Она заулыбалась, зная в точности, почему мы спрашиваем, и губы Тайсона тоже разъехались в ответ – наверно, он думал, что улыбка Джоди предназначается лично ему.

– Вы имеете в виду – не украл ли кто скунса?

– Не-е, – протянул Тайсон. – Дикое животное украсть нельзя – они принадлежат всем.

Я закатил глаза.

– Ну, – сказала Джоди, – должно быть, кто-то решил, что этот скунс принадлежит ему.

И она рассказала, что несколько ночей назад кто-то выставил заднее окно и стибрил скунса.

– Бог знает, как они сумели вытащить его отсюда так, чтобы он не обдал их с ног до головы. Наркоты ему, что ли, вкатили...

Мы обошли вокруг здания к окну, в которое забрался злоумышленник – искали отпечатки ног или что-нибудь в этом роде, но земля была сухая и твёрдая, да ещё и покрытая опавшими сосновыми иглами. Никаких подсказок в отношении личности преступника.

– М-да, негусто, – подытожил Тайсон.

Джоди скрестила руки на груди и усмехнулась:

– Ой, парни, можно подумать, вы убийство расследуете.

– Может, так оно и есть, – возразил я. – Ведь скунса, после того как он удрал из машины Алека, больше никто не видел.

Она засмеялась, но тут я заметил, что Тайсон заёрзал: ему не понравилось, что это я насмешил Джоди, а не он.
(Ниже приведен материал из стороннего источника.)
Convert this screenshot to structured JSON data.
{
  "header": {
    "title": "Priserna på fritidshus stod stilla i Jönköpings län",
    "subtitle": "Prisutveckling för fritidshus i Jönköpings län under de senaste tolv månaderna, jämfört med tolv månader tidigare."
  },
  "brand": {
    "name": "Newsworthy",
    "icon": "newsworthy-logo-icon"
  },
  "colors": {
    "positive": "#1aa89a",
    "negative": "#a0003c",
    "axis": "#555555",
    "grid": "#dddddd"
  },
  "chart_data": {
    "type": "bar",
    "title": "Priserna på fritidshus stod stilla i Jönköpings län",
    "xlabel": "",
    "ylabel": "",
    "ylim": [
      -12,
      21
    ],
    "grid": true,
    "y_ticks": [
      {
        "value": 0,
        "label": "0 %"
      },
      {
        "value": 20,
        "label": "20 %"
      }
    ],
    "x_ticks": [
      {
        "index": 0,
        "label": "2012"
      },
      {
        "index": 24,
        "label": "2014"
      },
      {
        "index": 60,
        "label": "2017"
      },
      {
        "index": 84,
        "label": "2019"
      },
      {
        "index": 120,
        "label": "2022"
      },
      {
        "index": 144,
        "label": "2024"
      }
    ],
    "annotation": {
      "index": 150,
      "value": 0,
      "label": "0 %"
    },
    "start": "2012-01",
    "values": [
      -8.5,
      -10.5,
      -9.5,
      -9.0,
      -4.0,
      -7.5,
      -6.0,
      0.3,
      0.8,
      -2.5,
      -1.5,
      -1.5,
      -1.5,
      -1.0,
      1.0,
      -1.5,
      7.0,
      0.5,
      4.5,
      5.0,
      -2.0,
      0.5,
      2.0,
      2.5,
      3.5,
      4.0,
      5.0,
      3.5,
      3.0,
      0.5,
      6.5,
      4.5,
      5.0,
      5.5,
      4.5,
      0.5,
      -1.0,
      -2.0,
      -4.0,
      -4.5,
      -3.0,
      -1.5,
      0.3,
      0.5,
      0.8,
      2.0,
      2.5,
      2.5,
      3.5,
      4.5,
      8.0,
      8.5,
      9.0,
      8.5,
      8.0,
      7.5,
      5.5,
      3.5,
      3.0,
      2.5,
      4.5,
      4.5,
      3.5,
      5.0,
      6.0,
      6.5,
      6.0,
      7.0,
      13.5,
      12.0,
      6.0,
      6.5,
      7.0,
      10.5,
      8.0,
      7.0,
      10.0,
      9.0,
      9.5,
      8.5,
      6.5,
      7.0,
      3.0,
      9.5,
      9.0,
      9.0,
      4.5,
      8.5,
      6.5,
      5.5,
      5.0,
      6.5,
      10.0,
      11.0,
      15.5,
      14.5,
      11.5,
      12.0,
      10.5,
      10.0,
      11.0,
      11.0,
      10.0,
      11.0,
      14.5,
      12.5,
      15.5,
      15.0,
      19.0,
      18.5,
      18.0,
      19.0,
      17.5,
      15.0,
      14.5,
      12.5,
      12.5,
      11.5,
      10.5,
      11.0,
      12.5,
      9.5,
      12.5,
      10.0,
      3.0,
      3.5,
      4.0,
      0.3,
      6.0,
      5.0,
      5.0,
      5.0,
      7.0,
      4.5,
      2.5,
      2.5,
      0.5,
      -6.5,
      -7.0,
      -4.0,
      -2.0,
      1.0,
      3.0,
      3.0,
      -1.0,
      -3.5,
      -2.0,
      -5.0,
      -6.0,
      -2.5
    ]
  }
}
– Если хотите провести настоящее расследование, лучше поговорите с моим отцом, – предложила она.

– Да, точно! – воскликнул Тайсон. – Он меня как-то допрашивал!
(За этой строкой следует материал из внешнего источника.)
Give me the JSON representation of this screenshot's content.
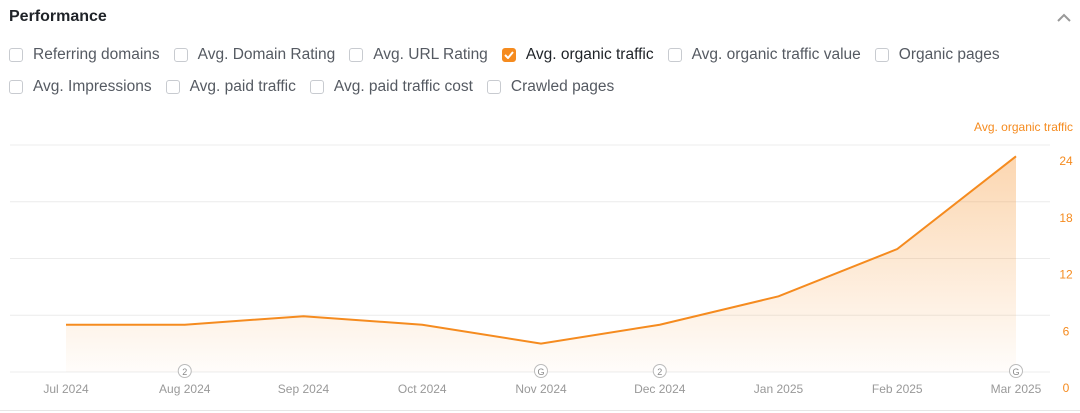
{
  "title": "Performance",
  "options_row1": [
    {
      "label": "Referring domains",
      "checked": false
    },
    {
      "label": "Avg. Domain Rating",
      "checked": false
    },
    {
      "label": "Avg. URL Rating",
      "checked": false
    },
    {
      "label": "Avg. organic traffic",
      "checked": true
    },
    {
      "label": "Avg. organic traffic value",
      "checked": false
    },
    {
      "label": "Organic pages",
      "checked": false
    }
  ],
  "options_row2": [
    {
      "label": "Avg. Impressions",
      "checked": false
    },
    {
      "label": "Avg. paid traffic",
      "checked": false
    },
    {
      "label": "Avg. paid traffic cost",
      "checked": false
    },
    {
      "label": "Crawled pages",
      "checked": false
    }
  ],
  "accent": "#f58b1f",
  "chart_data": {
    "type": "area",
    "series_label": "Avg. organic traffic",
    "categories": [
      "Jul 2024",
      "Aug 2024",
      "Sep 2024",
      "Oct 2024",
      "Nov 2024",
      "Dec 2024",
      "Jan 2025",
      "Feb 2025",
      "Mar 2025"
    ],
    "values": [
      5,
      5,
      5.9,
      5,
      3,
      5,
      8,
      13,
      22.8
    ],
    "yticks": [
      "0",
      "6",
      "12",
      "18",
      "24"
    ],
    "ylim": [
      0,
      24
    ],
    "markers": [
      {
        "category": "Aug 2024",
        "text": "2"
      },
      {
        "category": "Nov 2024",
        "text": "G"
      },
      {
        "category": "Dec 2024",
        "text": "2"
      },
      {
        "category": "Mar 2025",
        "text": "G"
      }
    ]
  }
}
Вот уж ляпнул так ляпнул. Лицо его вспыхнуло. Отец у Джоди был большая шишка – шериф, каковая должность в нашем городе, в общем-то, была синекурой. Обычно.
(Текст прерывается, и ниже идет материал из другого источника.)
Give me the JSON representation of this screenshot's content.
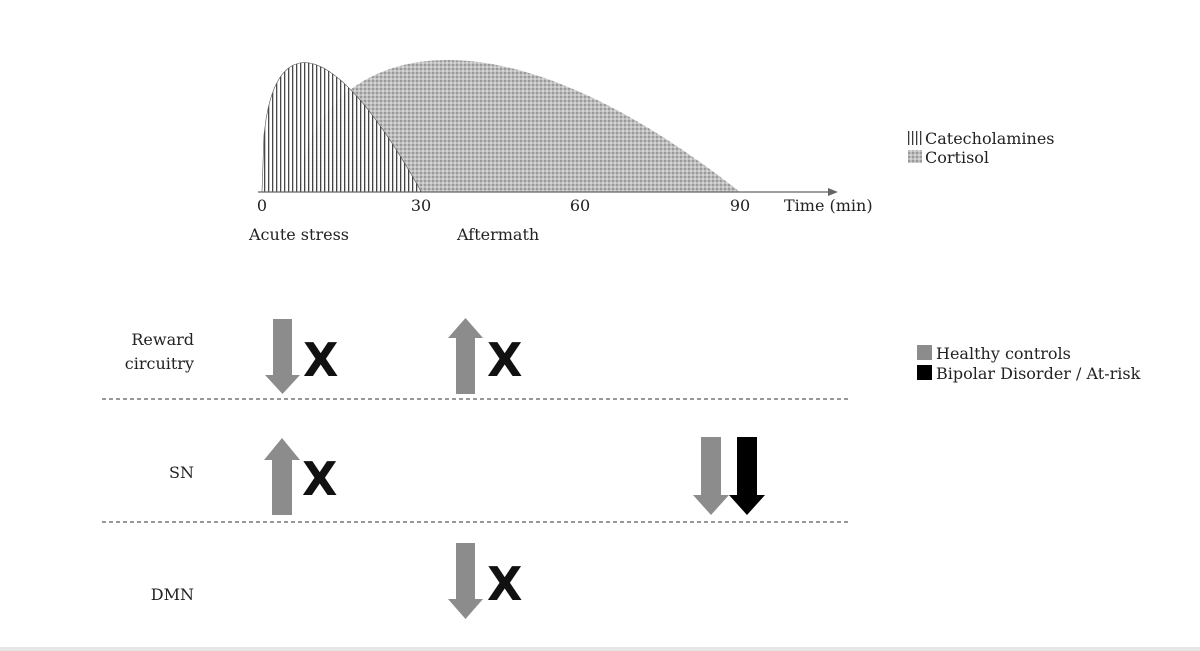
{
  "chart_data": {
    "type": "area",
    "x_ticks": [
      "0",
      "30",
      "60",
      "90"
    ],
    "x_axis_label": "Time (min)",
    "phases": [
      "Acute stress",
      "Aftermath"
    ],
    "series": [
      {
        "name": "Catecholamines",
        "pattern": "vertical-lines",
        "start": 0,
        "peak": 8,
        "end": 30,
        "relative_peak": 0.98
      },
      {
        "name": "Cortisol",
        "pattern": "crosshatch",
        "start": 7,
        "peak": 35,
        "end": 90,
        "relative_peak": 1.0
      }
    ],
    "legend_position": "right"
  },
  "legend_top": {
    "catecholamines": "Catecholamines",
    "cortisol": "Cortisol"
  },
  "rows": [
    {
      "label_lines": [
        "Reward",
        "circuitry"
      ],
      "effects": [
        {
          "phase": "Acute stress",
          "direction": "down",
          "group": "healthy",
          "marker": "X"
        },
        {
          "phase": "Aftermath",
          "direction": "up",
          "group": "healthy",
          "marker": "X"
        }
      ]
    },
    {
      "label_lines": [
        "SN"
      ],
      "effects": [
        {
          "phase": "Acute stress",
          "direction": "up",
          "group": "healthy",
          "marker": "X"
        },
        {
          "phase": "late",
          "direction": "down",
          "group": "healthy",
          "marker": ""
        },
        {
          "phase": "late",
          "direction": "down",
          "group": "bipolar",
          "marker": ""
        }
      ]
    },
    {
      "label_lines": [
        "DMN"
      ],
      "effects": [
        {
          "phase": "Aftermath",
          "direction": "down",
          "group": "healthy",
          "marker": "X"
        }
      ]
    }
  ],
  "legend_bottom": {
    "healthy": "Healthy controls",
    "bipolar": "Bipolar Disorder / At-risk"
  },
  "colors": {
    "healthy": "#8c8c8c",
    "bipolar": "#000000",
    "axis": "#666666",
    "divider": "#777777"
  }
}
– А что, он разве не говорил ещё со Смартцами?

– Может и говорил; но я уверена, он будет рад узнать, что вы заинтересовались этим случаем.

Поскольку я по-прежнему оставался первым подозреваемым, беседа с представителем полиции в число моих приоритетов не входила.

– Пусть это остаётся нашим приватным расследованием, – сказал я Джоди.

– Ага, – с глупой улыбкой поддержал Тайсон. – Тут дело такое... интимное.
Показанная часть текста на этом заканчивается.